Resetting different components of PILCO: Models, controller and reward function

nrontsis / PILCO

Bayesian Reinforcement Learning in Tensorflow

MIT License

313 stars 84 forks source link

Resetting different components of PILCO: Models, controller and reward function #13

Closed kyr-pol closed 5 years ago

kyr-pol commented 5 years ago

In many cases the user might want to re-initialise some component, while keeping the rest as they are, for example:

Restarting the model or the controller optimisation, to avoid getting trapped in local minima. We might want to restart one of the two (and keep the other intact) or restart both and make one or multiple restarts and keep the most promising version etc.
By changing the reward function (while keeping the same model) and optimising the controller we can use previous episodes to solve tasks with new goals (possible approach for gym's Reacher-v2 environment, or for transfer learning demos).
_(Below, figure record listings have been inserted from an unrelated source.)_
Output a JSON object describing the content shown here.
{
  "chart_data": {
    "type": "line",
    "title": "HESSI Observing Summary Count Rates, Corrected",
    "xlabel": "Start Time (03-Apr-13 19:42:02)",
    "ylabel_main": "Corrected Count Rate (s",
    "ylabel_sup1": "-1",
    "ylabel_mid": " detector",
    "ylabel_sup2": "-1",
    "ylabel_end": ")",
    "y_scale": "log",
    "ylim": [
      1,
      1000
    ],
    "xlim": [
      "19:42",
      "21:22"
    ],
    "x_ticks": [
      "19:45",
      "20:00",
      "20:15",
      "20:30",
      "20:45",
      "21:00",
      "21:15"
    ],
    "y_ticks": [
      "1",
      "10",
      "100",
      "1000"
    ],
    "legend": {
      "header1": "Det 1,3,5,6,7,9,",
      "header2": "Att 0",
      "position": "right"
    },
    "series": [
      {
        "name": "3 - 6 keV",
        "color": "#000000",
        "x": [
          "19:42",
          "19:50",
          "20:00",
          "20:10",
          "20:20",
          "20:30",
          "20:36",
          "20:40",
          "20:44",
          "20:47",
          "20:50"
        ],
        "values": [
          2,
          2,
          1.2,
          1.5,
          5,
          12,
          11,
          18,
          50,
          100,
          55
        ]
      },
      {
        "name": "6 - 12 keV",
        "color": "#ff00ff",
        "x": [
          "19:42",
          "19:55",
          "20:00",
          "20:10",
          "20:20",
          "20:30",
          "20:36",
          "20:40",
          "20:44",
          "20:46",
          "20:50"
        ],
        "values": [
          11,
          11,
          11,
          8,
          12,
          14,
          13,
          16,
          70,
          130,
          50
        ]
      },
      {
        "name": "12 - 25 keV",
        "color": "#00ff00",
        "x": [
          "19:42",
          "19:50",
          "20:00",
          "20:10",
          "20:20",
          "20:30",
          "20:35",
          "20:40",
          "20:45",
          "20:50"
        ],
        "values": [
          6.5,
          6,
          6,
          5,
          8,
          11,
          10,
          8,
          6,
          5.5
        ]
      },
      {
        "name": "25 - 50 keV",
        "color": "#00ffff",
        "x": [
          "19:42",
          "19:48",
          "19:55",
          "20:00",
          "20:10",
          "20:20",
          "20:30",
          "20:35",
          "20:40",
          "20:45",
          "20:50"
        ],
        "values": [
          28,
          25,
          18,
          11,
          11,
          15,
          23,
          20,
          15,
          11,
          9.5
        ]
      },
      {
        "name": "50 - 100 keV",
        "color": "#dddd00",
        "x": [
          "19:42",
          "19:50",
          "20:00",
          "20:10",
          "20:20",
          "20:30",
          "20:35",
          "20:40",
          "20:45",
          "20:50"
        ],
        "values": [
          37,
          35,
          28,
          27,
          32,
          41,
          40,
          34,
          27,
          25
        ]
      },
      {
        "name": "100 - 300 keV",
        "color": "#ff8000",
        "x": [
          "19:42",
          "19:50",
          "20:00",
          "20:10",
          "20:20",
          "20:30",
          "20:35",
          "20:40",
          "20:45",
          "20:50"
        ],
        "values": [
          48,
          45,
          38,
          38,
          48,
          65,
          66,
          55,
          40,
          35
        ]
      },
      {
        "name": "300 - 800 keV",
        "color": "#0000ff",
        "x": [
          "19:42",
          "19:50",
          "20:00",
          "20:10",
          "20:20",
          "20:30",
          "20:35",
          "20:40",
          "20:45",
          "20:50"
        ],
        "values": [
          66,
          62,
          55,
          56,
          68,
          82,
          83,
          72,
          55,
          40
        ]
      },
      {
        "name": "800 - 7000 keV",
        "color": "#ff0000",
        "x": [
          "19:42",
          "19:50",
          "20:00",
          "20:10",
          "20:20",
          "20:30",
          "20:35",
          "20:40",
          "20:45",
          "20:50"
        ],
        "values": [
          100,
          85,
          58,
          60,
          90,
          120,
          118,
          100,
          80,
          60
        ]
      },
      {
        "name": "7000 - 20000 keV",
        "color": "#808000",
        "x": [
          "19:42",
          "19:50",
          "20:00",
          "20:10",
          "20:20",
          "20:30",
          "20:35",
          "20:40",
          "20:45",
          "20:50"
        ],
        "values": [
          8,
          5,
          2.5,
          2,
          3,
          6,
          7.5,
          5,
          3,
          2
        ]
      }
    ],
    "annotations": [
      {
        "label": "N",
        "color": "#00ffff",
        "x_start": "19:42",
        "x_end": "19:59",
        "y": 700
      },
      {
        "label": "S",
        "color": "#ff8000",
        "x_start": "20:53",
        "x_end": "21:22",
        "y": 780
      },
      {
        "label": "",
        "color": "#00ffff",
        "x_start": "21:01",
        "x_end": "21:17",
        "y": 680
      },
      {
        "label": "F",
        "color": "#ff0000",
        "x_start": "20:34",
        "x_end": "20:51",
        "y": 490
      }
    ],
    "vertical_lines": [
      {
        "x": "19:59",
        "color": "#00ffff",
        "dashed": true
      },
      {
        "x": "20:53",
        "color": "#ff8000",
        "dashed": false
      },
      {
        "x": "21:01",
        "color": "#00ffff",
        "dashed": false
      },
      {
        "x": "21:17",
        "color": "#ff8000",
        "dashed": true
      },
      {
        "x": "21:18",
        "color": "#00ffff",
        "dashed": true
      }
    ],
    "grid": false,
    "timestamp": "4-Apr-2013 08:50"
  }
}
Since this might interfere with the tensorflow graph, (see https://github.com/GPflow/GPflow/issues/756 and https://github.com/GPflow/GPflow/issues/719) we might want to provide a method that takes care of it cleanly.

kyr-pol commented 5 years ago

Working on this I decided to print some extra information about the 'Tensorflow' graph in https://github.com/nrontsis/PILCO/commit/68821119c554ed228bec3ff39d7d0167f294c2f0, and it seems like the number of operations in the graph increases for every iteration (the number of variables stays the same). I assumed this was because the number of data points increases, but after reducing the number of data points collected per run (a smaller horizon, T=10 instead of 40), the number of operations in the graph keeps increasing with the same pace (about 4000 per optimisation run). If this is unnecessary we are wasting a lot of time. Do you think it's normal @nrontsis ?

nrontsis commented 5 years ago

Very interesting, thanks for digging it up.

It might be related to this.

I will try to investigate today (unless the usual :P )

nrontsis commented 5 years ago

@kyr-pol which TF version are you using? I am getting deprecation warnings on 6882111:

WARNING:tensorflow:From inverted_pendulum.py:142: all_variables (from tensorflow.python.ops.variables) is deprecated and will be removed after 2017-03-02.

nrontsis commented 5 years ago

It seems that the problem is with gpflow's minimizer, as described here, and I think this would fix it.

kyr-pol commented 5 years ago

I am running 1.6.0, I'm getting the warning too, just didn't notice it in the output. I'll replace the deprecated function. Good, that looks like the issue we are having, let's see what work around is favoured.

nrontsis commented 5 years ago

@kyr-pol I think that I fixed it in a88e6e1 but Travis is complaining for some reason.